BUNLARIN YAŞANDIĞI BİR ÜLKEDE HUZUR OLMAZ

Öyle olaylar yaşıyoruz ki şaşıp kalıyoruz. Dilimiz damağımıza yapışıyor. Ağlamak istiyorum ağlayamıyorum. Yürümek istiyorum yürüyemiyorum.

Türk Hava Kuvvetlerine ait uçak düşüyor ve 20 askerimiz şehit oluyor. Ocaklar sönüyor. Ancak birileri bu normalmiş gibi davranıyor…

Severek evlenen bay ve bayan bir süre sonra kavga gürültüyle ayrılıyor, boşanıyorlar. Yetti mi yetmedi. Koca eşini rast geldiği yerde bıçakla, tabancayla vuruyor, öldürüyor ve geriye bakmadan yürüyor.

Baba veya anne veya her ikisi gül bebek, el bebek olarak yetiştirdikleri, uykusuz kaldıkları, yemedikleri yedirdikleri, giymedikleri giydirdikleri can evlatları tarafından katlediliyorlar…

Sokak ortasında yol benim, yok senin kavgasına tutuşan insanlar birbirlerini sokak ortasında vurup öldürüyor ve hiçbir şey yapmamış gibi pişkin pişkin gülüyorlar.

Bakkalda, manavda, markette insanlar birbirinden korkuyor. En ufak bir yanlışta, yan baktın bakmadın kavgasına tutuşup ya karakolluk ya hapishanelik oluyorlar.

Hırsızlık vaka-i adiyeden sayılmaya başlanmış. Adam çalıyor, çırpıyor sonra yakalanınca ne yaptım ki diyebiliyor.

Gazetelerde, televizyonlarda her şeyi bilen insanlar pişkin pişkin insanların gözü içine bakarak yalan söylüyor. Yalanlarını öyle marifetle anlatıyorlar şaşıp kalıyoruz…

Enflasyon almış başını gidiyor. Yetkili ve etkili maliyeciler enflasyon düşüyor, düşecek tahminlerimize göre önümüzdeki yıllar daha iyi olacak diyebiliyorlar.

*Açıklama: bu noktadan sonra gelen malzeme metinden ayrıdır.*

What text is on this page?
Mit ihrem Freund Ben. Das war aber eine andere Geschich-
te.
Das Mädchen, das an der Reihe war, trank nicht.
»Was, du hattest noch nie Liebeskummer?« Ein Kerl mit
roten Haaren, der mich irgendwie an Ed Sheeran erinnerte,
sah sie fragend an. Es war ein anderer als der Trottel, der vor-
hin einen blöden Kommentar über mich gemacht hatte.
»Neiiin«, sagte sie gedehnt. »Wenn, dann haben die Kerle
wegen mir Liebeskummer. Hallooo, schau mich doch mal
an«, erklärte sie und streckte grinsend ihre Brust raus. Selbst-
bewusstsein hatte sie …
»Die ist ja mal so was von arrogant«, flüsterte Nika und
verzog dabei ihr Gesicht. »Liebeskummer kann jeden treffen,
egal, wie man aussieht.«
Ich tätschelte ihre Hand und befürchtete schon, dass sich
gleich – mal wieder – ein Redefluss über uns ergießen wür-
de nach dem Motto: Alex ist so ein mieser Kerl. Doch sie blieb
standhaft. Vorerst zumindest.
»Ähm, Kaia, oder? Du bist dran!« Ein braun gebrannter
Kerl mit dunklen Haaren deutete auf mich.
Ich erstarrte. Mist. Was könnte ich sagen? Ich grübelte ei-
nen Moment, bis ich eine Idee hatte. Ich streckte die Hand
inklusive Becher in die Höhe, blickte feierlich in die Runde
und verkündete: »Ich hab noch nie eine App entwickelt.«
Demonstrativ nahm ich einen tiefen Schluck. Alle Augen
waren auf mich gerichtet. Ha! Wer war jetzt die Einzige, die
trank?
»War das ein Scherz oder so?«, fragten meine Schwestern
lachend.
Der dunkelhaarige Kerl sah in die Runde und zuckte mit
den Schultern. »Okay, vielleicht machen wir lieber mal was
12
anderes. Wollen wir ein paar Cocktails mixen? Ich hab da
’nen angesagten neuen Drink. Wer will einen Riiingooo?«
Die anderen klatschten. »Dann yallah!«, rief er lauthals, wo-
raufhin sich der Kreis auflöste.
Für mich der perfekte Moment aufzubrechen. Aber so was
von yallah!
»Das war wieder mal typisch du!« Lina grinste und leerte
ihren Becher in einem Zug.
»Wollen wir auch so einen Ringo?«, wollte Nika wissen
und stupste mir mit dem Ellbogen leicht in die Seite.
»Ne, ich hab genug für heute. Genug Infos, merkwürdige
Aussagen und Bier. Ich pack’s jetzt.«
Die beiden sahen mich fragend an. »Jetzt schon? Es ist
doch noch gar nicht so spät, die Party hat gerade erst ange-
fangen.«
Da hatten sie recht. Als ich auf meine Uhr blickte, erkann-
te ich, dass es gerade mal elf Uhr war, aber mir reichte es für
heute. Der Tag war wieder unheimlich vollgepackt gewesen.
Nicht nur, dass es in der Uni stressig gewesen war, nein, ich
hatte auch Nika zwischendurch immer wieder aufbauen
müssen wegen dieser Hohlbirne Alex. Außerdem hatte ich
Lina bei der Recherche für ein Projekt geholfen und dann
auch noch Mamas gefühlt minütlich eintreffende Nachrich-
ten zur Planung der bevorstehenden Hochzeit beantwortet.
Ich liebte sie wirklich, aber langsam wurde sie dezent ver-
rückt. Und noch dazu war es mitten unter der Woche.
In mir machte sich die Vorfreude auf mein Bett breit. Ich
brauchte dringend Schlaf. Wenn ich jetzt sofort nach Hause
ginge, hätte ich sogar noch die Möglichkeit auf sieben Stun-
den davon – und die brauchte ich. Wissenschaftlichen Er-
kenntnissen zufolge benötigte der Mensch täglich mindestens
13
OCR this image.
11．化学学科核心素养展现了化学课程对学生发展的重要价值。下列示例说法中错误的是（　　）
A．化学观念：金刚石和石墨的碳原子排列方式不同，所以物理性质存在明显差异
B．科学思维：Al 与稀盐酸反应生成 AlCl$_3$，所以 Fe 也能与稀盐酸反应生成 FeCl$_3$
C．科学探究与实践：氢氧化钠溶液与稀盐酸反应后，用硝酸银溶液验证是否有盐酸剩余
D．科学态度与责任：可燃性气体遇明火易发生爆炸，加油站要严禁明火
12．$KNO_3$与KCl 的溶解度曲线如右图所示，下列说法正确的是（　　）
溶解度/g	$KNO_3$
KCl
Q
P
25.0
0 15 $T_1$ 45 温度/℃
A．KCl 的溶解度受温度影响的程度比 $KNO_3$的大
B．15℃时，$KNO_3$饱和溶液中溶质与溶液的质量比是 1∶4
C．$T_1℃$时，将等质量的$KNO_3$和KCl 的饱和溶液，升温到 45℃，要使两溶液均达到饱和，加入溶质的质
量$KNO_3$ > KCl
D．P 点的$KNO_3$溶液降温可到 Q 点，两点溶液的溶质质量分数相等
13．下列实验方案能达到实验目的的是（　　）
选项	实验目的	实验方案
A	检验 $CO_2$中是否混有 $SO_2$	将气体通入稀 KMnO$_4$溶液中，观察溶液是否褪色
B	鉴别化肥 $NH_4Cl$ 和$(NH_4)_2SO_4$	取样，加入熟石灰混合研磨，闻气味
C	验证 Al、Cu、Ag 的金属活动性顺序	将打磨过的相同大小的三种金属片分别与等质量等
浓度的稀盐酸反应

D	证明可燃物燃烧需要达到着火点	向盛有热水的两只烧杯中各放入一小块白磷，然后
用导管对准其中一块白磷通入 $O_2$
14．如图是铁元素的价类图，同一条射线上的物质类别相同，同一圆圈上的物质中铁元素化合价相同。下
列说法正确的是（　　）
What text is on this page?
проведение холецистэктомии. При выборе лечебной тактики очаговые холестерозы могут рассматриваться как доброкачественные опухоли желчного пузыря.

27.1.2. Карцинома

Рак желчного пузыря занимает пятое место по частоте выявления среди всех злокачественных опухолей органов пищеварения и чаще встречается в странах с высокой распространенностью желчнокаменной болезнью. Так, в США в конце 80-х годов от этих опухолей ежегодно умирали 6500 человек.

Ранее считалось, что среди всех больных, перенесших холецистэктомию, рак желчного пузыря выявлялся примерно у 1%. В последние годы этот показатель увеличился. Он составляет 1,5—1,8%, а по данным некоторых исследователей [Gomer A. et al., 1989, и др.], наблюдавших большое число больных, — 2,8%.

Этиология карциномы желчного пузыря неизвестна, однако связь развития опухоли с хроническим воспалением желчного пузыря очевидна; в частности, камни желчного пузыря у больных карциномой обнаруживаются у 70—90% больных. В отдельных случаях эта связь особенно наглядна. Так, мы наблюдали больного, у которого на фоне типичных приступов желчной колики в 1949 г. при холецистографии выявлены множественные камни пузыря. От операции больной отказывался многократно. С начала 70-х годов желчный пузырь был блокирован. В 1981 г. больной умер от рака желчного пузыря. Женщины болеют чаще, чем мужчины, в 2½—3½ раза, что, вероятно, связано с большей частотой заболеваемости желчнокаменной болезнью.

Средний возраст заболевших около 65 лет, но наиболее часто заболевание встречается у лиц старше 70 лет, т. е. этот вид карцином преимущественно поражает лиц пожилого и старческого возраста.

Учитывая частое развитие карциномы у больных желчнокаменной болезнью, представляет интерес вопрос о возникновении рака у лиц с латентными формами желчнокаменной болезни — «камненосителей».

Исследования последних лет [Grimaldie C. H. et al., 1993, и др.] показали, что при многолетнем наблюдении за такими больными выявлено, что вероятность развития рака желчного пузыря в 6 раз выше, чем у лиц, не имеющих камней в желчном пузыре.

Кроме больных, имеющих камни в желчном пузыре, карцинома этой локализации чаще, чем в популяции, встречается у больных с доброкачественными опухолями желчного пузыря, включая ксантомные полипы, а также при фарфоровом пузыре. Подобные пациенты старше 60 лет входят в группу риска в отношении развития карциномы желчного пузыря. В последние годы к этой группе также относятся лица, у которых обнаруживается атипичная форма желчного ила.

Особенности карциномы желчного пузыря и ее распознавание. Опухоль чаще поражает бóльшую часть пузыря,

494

Okullarımız ne hallere gelmiş. Öğretmenler kılık kıyafet bakımından mesleğe yakışmayacak tarzda öğrencinin karşısına çıkıyor. Sonra öğrenci disiplinsizlik yapınca aynı öğretmenler sus pus oluyorlar.

Üniversiteye eksi negatif puanla girince öğrenciler akademisyenler tarafından böyle de olmaz, okuma yazma bilmiyorlar diye şikayete konu ediliyor ama yönetenler nedense suçu hep başkalarına atıyor.

İnsanlar rant uğruna, para kazanma uğruna tabiatı, çevreyi katlediyor. Tarım alanları betonla dolduruluyor. Su havzaları yerleşime açılıyor. Yapanlar halka dönüp ne yani bina yapmayalım mı diyerek kendilerini savunuyor.

Televizyon programları, kadın programları, diziler artık ahlak bırakmadı. Ama RTÜK onlara dokunmuyor. Dokunamıyor…

Her türlü gayrimeşru ilişki övülüyor, reklam ediliyor, marifetmiş gibi anlatılıyor ama nedense yetkili ve etkililerden ses seda çıkmıyor.

Sigara, alkol, uyuşturucu ve kimyasal haplar sokaklarda peynir ekmek gibi satılıyor. Bu milletin evlatlarını zehirliyorlar. Para üzerine para kazanıyorlar.

Kömür ocaklarında patlama oluyor, çöküyor yüzlerce maden işçisi ölüyor ama gerçek suçlular ortada yok…

İnsanlar otelde, lokantada yemek yiyor. Zehirlenip ölüyorlar. Sebep yok. Kahvehanede kahve içiyor, zehirleniyor, sorumlu yok…

Köprü yıkılıyor, demiryolu hattı çöküyor insanlar ölüyor. Sorumlu var mı? Yok…

Din adına bir sürü yalan yanlış şey anlatılıyor. İnsanlar dinden soğutuluyor. Hurafeler havada uçuşuyor. Sorumlu kim belli değil.

Beyler, bayanlar, sorumluluk sahipleri lütfen sorumluluğunuzu idrak edin. Etmezseniz hem bu dünyanız, hem öteki dünyanız harap olur. Unutmayınız.